Americans revive spirit of first Thanksgiving by carrying disease to new areas

“I was watching a PBS special about the Pilgrims,” one American said, “and they spent their entire first winter in Massachusetts before Thanksgiving just watching their family members die. They carried them out to the woods, propped them up against trees and left them there to give the illusion that the settlement was guarded. That wasn’t something we incorporated into our Thanksgiving before, but it’s never too late to start a new tradition.”

From a delightful piece in the Washington Post. Behind their pay-wall, I think. But here’s the link.

I like pumpkin pie as well as the next guy but let’s face it: Thanksgiving –and Xmas for that matter– are made-up holidays. Like Valentine’s Day and St. Patrick’s Day and all the rest. Mostly about selling stuff. So putting family at risk for some cranberry sauce? Just selfish. I’ll celebrate “thanksgiving” on the day people start getting vaccinated.

On not wanting children

From a 2016 essay (My Biological Clock Can’t Tick Fast Enough) by Sari Botton:

“People sometimes commend me on how “brave” it was for us to not have children. I laugh, because to my mind, I arrived at it in just about the most cowardly way: I lucked into childlessness (if having a defective uterus can be considered luck). Deep down I didn’t want to have children, but I kept limping toward motherhood anyway, because I thought I should want them until, in the end, my anatomy dictated my destiny.”

Instashield


I’ve long admired the face shield worn by Kansas City Chiefs head coach Andy Reid. So I ordered a couple for Barb and me. I like this model because it slips onto the bill of a cap which makes it easy to wear.

More and more health care pros are recommending eye protection for indoor situations and while Barb and I have been able to avoid being indoors, a situation might come up where it’s unavoidable. We would, of course, be masked behind the shield. Ounce of prevention = pound of cure.

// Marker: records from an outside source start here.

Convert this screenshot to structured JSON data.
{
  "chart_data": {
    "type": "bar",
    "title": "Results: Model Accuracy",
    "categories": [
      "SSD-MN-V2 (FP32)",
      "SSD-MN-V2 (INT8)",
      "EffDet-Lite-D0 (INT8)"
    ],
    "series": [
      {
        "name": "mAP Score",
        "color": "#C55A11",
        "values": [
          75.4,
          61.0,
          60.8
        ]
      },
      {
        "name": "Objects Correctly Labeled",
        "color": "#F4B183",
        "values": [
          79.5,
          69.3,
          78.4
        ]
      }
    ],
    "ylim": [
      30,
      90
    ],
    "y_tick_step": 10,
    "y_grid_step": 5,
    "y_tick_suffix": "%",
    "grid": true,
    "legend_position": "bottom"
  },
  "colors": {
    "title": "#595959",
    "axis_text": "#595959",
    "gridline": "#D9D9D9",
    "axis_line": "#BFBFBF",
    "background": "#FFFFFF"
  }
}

We don’t argue with Alzheimer’s patients

Several years ago I started wearing a little button that read NO POLITICS, NO RELIGION. I consider myself a spiritual person but have no use for organized religion. And, in my experience, there was no such thing as a “religious discussion.” This is just an opportunity for the Believer to persuade you to become a Believer, too. I know you mean well, but no thanks.

Political “discussions” are equally bogus. A pointless exercise in which one person tries to convince the other person they are “wrong.” Ever heard of that happening? Neither have I.

As Trumpism has infected our country, I’ve struggled with how to feel about acquaintances who worship the man. Should I “unfriend” them? Pretend I don’t find their positions offensive? Feels intellectually dishonest. This morning I think I’ve found a way I can live with.

My late father spent the last few years of his life in a nursing home, suffering from Alzheimer’s Disease. As the disease progressed he became belligerent and — on a couple of occasions — violent. Punched his roommate who had to be moved to a different room.

Anyone who’s been through this experience knows you don’t have a discussion with your loved one. Like Elvis, your loved one has left the building.

The next time someone I know starts with the crazy Trump shit I’ll remind myself they can’t help it. You don’t “get over” Alzheimer’s Disease and you don’t get over Trumpism.

I salute President Biden’s pledge to be a president for all Americans, whether they voted for him or not. But it will be palliative care. We’ll never be “one nation” if, in fact, we ever were. But an effective, caring government can take care of everyone.